When you only know a few of the influential people
Of the four major North American sports, my historical knowledge is lacking with early 20th-century football and pretty much all baseball before the 1980s (excluding anything related to the Yankees – no, I’m not a Yankee fan). This is especially true for the pre-integration era of baseball. So, the opportunity to learn about The Negro Leagues in a video game was a great place to do so.
In MLB The Show 23’s Storylines mode, we get the chance to play and learn more about eight key members of The Negro Leagues. Each player is given either eight or nine challenges, which they call “Episodes”, for you to complete. These are pretty standard for the franchise. As a pitcher, you might have to strike out three batters or complete an inning without giving up a hit. As a hitter, you might have to hit a home run or run in a specific number of batters.

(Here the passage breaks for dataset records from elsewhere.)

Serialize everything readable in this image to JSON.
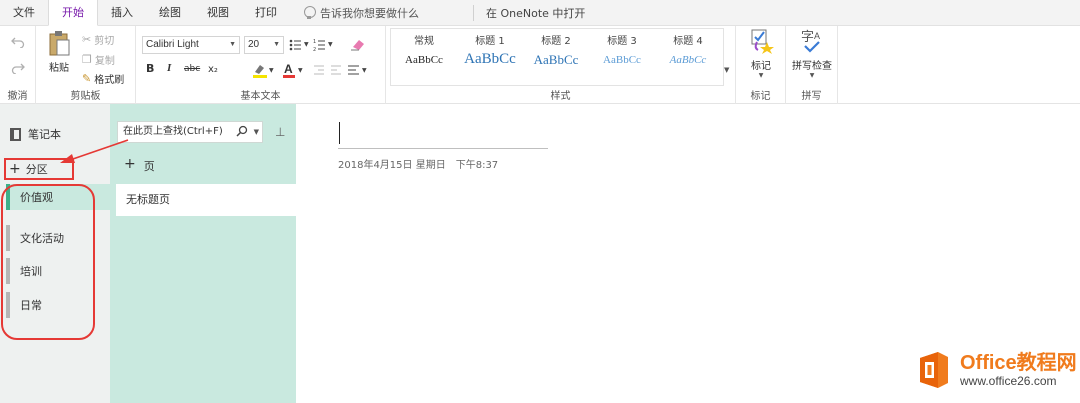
{
  "menubar": {
    "tabs": [
      "文件",
      "开始",
      "插入",
      "绘图",
      "视图",
      "打印"
    ],
    "tell_me": "告诉我你想要做什么",
    "open_in": "在 OneNote 中打开"
  },
  "ribbon": {
    "undo_group": "撤消",
    "clipboard": {
      "label": "剪贴板",
      "paste": "粘贴",
      "cut": "剪切",
      "copy": "复制",
      "format_painter": "格式刷"
    },
    "basic_text": {
      "label": "基本文本",
      "font": "Calibri Light",
      "size": "20",
      "bold": "B",
      "italic": "I",
      "strike": "abc",
      "sub": "x₂"
    },
    "styles": {
      "label": "样式",
      "items": [
        {
          "name": "常规",
          "preview": "AaBbCc"
        },
        {
          "name": "标题 1",
          "preview": "AaBbCc"
        },
        {
          "name": "标题 2",
          "preview": "AaBbCc"
        },
        {
          "name": "标题 3",
          "preview": "AaBbCc"
        },
        {
          "name": "标题 4",
          "preview": "AaBbCc"
        }
      ]
    },
    "tags": {
      "label": "标记",
      "button": "标记"
    },
    "spelling": {
      "label": "拼写",
      "button": "拼写检查"
    }
  },
  "notebook": {
    "title": "笔记本",
    "add_section": "分区",
    "sections": [
      {
        "label": "价值观",
        "active": true
      },
      {
        "label": "文化活动",
        "active": false
      },
      {
        "label": "培训",
        "active": false
      },
      {
        "label": "日常",
        "active": false
      }
    ]
  },
  "pages": {
    "search_placeholder": "在此页上查找(Ctrl+F)",
    "add_page": "页",
    "items": [
      "无标题页"
    ]
  },
  "note": {
    "date": "2018年4月15日 星期日",
    "time": "下午8:37"
  },
  "watermark": {
    "line1": "Office教程网",
    "line2": "www.office26.com"
  },
  "colors": {
    "accent": "#7719aa",
    "section_active": "#3cb08a",
    "page_pane": "#c9e9df",
    "annotation": "#e53935",
    "watermark_orange": "#f07b1d"
  }
}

Outside of a few, most are fairly easy to complete. If you’ve been playing The Show for years, I suspect they’re actually quite easy. Unfortunately, the challenges lack variety. For the most part, the hitting ones focused mostly on just getting X number of hits in a game. Meanwhile, the pitching ones generally asked you to not give up any runs. There were only two challenges involving base running and both ask you to steal a base.

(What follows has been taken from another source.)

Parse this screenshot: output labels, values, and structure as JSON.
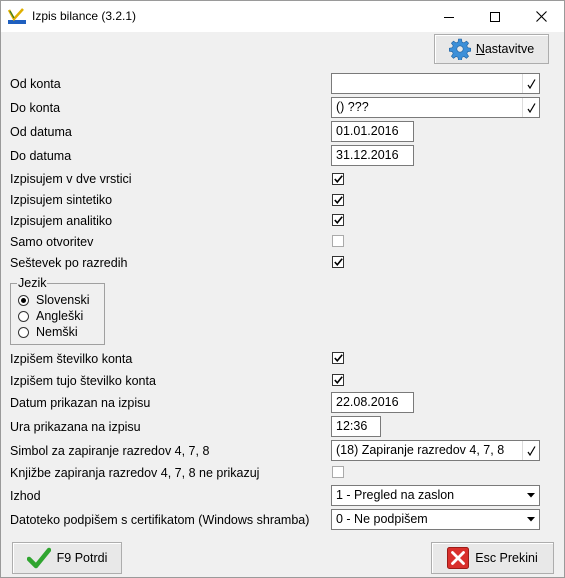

Learning so much while getting better at the game
As you play through each player’s episodes, we also get to watch short little vignettes featuring Bob Kendrick, the president of The Negro Leagues Baseball Museum. He goes into detail about each player’s history in the sport and their lasting impact. In some cases, we get to experience some of these guys playing in the MLB.
The clips are fantastic and they had me wanting to learn more. While I was going through the mode, I was actively searching through Wikipedia in the hopes of getting any additional information. Mr. Kendrick is an incredible presenter, who shares some fascinating stories about all eight legends. Honestly, I would not be surprised if there was a lot of footage left on the cutting room floor. There is a lot, and it still felt like he could talk for hours if time permitted.
My only frustration with the clips was that there were no subtitles available. As someone who doesn’t always play with the sound on, it would have helped me a few times to have the option to toggle subtitles. Oddly enough, the game does have Closed Captions but only in-game. This is such a small nitpick for a generally great mode. Considering accessibility is so important in games today, this feels like an oversight by Sony San Diego.
More games need to copy this formula
From the promotional material around The Negro Leagues content for MLB The Show 23, it appears that we’ll get more stuff like this in the future. If that only means new content for The Show 24, then I’m fine with that. However, if they do plan on adding updates to this year’s game, I’ll come back to play them.
At the same time, I don’t understand why historical modes like this aren’t in more games. Yes, NBA 2K23 brought back Jordan Moments, but it’s been over a decade since their “NBA’s Greatest” mode in NBA 2K12. I don’t recall EA ever going into this much historical detail for any of their sports games. It’s such a great way to connect the game with the sport and something like FIFA could easily benefit from it.
While I don’t know if there is an equivalent to The Negro Leagues for the other major sports, I’d still be happy with any sort of look back that highlights key historical players, teams, or moments. I get that licensing hurdles for this kind of stuff exists, but I think developers can overcome them if they wanted to. I know both EA and 2K also want you to play their respective Ultimate Team and MyTeam modes. Completing the episodes in Storylines does unlock content for Diamond Dynasty, so they could do the same.
The most I’ve played of The Show in recent years
The Show is a sports series I don’t spend too much time with. I’ll fool around for a couple of hours, but I won’t stick around for that much more. But with The Show 23, I already spent around 7-10 hours so far, and I see myself sticking around for a bit longer. After finishing all eight storylines, I unlocked some high-rated players, so I could jump into Diamond Dynasty and field a decent squad. Also, I think I finally grasp the game’s hitting mechanics, and I’m not swinging at nearly every pitch. It might not be saying much, but this is my easily favorite sports game of the last 12 months.